How to cook the sauce "bechamel" baking lasagna
macaroni pie with filling, called lasagna, Italian housewives traditionally prepare a bechamel sauce.For this dish is a special dressing based on the base case.Having decided to prepare the bechamel lasagna, take such products:
- milk - 750 ml;
- butter - 50 g;
- flour - 30 g;
- tomato puree (sometimes replaced with ripe tomatoes) - 20 g;
prepared sauce for lasagna so:
- prepare products for "bechamel".If, instead of mashed potatoes will be tomatoes, peeled them, is ground on a grater.To make this easier to do, Tomatoes pour over boiling water first, and then ice-cold water - the temperature difference helps to alleviate skin separation process.
- In a skillet or a suitable saucepan melt the butter and fry the flour until it becomes rosy color.
- Pour into the skillet preheated milk, mix well, avoiding the formation of lumps.
- Almost at the end of preparation to enter the tomato puree.Set aside from the stove and proceed to cook lasagna.
sauce recipe with mushrooms and cheese
Having mastered classical cooking recipe, you can proceed to experiments.The original taste bechamel give a combination of the base base with cheese and mushrooms.This option is perfect for a black paste.The preparation is better to use not only plain but also blue cheese.Prepare the sauce of the following products:
- milk - 300 ml;
- flour - 25 g;
- butter - 25 g + roasting mushrooms;
- mushrooms - 5-6 pcs .;
process of preparing the sauce with cheese and mushrooms:
- Chop the mushrooms and fry in butter.
- Grate the cheese on a grater.
- Prepare main option sauce: melt the butter and fry the flour, mix it with warm milk.
- Add to database "Bechamel" grated cheese and pre-fried mushrooms.Mix well and bring to a boil.
- Set aside off the heat and season the sauce dish.
How to make a white sauce "Bechamel" for
fish fried or baked fish will blend perfectly béchamel prepared on such ingredients:
- milk - 1 cup;
- sour cream - 100 g;
- flour - 30 g;
- butter - 40 g;
- egg yolk - 1 pc .;
- lemon juice - to taste;
- salt, spices.
- good warm milk.
- On butter fry flour to the rosy color.Connect with warm milk to avoid lumps.Pour it very slowly, it is better in small portions.At this time, remove the container from the heat, and return again after stirring on the stove and bring to a boil.
- When the base is almost ready, add the sour cream and lemon juice, without removing from the heat.The resulting mass is a good warm over low heat.
- Set aside the sauce from the heat and add the egg yolk.Bechamel ready for feeding to the fish.

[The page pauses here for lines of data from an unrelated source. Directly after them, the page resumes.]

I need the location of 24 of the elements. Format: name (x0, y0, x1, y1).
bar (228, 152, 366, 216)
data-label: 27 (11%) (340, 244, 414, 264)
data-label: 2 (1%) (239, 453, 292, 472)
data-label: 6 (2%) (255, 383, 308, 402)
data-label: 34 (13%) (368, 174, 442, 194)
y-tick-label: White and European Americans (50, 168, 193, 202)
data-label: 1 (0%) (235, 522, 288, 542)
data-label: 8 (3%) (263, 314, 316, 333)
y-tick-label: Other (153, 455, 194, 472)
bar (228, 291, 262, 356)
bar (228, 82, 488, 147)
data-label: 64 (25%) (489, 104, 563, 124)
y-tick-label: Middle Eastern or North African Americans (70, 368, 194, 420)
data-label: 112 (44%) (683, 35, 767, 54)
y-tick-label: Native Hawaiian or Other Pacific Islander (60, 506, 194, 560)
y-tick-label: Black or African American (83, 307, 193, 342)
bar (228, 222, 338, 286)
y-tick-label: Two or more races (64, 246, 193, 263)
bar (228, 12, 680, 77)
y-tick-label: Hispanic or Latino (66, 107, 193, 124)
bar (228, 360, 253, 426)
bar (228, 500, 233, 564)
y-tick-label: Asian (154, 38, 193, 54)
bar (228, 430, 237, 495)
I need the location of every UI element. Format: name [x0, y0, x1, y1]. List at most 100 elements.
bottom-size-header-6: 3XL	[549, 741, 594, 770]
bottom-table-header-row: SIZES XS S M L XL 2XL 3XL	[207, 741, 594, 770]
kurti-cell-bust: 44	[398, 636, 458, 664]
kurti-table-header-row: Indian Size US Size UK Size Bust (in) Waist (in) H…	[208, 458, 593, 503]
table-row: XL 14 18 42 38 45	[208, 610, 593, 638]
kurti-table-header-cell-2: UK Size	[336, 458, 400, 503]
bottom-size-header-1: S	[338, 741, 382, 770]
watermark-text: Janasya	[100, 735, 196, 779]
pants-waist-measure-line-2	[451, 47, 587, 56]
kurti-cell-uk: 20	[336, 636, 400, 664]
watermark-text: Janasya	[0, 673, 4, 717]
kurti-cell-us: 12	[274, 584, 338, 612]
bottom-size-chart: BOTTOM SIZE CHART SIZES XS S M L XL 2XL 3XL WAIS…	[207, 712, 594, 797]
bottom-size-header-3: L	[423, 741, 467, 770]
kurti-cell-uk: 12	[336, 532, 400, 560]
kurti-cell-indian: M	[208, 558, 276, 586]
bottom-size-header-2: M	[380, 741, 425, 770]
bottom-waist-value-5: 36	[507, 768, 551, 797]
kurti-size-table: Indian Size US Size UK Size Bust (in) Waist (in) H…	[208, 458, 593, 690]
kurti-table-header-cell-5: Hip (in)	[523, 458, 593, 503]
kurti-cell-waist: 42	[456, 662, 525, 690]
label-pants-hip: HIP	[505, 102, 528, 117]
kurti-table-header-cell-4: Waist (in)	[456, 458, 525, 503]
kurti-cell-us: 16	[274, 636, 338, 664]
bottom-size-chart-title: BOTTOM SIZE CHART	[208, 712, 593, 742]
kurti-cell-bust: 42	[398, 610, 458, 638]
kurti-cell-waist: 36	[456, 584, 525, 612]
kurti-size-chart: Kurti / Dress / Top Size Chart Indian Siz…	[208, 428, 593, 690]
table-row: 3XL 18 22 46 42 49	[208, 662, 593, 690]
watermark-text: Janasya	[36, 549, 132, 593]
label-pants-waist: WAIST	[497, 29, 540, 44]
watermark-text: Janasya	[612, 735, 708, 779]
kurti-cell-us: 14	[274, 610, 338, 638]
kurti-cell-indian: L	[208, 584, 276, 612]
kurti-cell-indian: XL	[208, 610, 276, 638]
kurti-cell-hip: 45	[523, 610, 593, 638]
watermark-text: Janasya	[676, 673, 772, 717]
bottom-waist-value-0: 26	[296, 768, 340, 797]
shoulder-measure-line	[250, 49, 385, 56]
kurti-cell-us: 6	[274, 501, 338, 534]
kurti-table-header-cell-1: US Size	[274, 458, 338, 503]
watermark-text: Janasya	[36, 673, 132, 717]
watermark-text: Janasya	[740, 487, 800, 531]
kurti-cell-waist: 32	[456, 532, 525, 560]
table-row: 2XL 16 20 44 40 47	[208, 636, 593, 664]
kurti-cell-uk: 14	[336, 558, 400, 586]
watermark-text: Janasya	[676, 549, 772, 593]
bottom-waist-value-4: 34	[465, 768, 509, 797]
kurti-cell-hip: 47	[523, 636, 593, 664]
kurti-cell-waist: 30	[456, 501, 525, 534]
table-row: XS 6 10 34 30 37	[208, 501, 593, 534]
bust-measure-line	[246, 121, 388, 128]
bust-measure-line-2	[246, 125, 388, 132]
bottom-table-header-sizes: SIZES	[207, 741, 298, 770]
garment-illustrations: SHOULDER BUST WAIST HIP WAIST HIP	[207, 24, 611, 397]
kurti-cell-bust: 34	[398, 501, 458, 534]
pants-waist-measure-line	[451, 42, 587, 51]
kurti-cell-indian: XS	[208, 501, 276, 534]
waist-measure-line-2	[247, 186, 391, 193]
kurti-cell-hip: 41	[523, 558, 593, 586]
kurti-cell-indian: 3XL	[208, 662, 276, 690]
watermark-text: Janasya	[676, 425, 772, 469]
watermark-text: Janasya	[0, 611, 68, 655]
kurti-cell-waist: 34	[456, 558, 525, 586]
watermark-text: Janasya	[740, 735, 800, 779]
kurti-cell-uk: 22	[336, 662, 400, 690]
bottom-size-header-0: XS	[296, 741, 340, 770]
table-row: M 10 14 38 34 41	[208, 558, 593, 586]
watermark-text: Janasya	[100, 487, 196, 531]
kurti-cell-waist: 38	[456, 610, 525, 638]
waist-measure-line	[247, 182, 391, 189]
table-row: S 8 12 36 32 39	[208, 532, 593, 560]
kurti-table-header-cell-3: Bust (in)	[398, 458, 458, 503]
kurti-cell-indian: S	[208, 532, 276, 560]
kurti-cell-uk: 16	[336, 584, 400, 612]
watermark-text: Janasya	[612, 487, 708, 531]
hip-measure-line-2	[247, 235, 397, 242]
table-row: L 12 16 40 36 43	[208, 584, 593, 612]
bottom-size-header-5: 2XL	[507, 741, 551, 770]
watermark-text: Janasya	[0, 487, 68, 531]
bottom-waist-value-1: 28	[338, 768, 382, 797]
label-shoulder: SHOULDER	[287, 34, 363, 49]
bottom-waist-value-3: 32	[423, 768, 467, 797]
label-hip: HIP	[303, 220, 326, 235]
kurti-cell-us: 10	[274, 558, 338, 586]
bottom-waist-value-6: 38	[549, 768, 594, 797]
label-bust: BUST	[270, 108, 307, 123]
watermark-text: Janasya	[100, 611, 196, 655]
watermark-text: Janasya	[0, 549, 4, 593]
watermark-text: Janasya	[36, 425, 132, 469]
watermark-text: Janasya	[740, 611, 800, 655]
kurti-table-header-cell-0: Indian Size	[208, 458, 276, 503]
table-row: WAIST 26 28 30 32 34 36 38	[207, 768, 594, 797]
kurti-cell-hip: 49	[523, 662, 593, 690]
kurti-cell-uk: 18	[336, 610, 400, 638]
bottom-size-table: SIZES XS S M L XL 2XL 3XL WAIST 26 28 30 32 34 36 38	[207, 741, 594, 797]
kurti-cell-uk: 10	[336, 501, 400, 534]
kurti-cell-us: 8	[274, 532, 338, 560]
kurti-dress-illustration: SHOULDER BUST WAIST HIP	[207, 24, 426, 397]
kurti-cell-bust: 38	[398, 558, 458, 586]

Cooking sauce "Bechamel" cream spaghetti
most successful way will combine spaghetti dressed with "Bechamel" sauce.The recipe is so versatile that allows you to combine a lot of herbs, spices and other additives.Bechamel will blend in well with cream.Recipe for spaghetti include such products:
- cream - 1 cup;
- thick soup (fish, meat or vegetable) - 2 tablespoons;
- butter - 100 g;
- flour - 1 tablespoon;
- Provence or Italian herbs (basil, mint, oregano, sage, thyme, thyme, marjoram) - 1 pinch.
- The first thing a good warm up the cream (near boiling) and add them to the mixture of herbs.This is necessary so as not to be distracted while cooking "ru" and give the sauce a rich flavor.
- Melt the butter and fry the flour on it.
- Add to the pan, saucepan or pot soup, stir everything until smooth (the movement to make better in one direction, either clockwise or counterclockwise).
- Without removing from the heat, pour the cream into the flour with herbs.Do this very carefully so as not to have formed clumps.
- Season with salt to taste and bring to a boil and remove from heat.
- Lubricate the surface of the sauce with butter, that it is not covered with the top crust.
- Boil the spaghetti and serve with "Bechamel".
Video: tartlets with shrimp and sauce "Bechamel" by Julia Vysotsky
French sauce - the perfect addition to almost any dish with them simple food becomes extraordinary refined taste and a wonderful aroma pleasing.But this does not mean that the cooking "Bechamel" requires some unusual high-value products and special skills.It will help you to see this next video, which shows not only the preparation of the sauce, and a hearty breakfast.Try to do it yourself!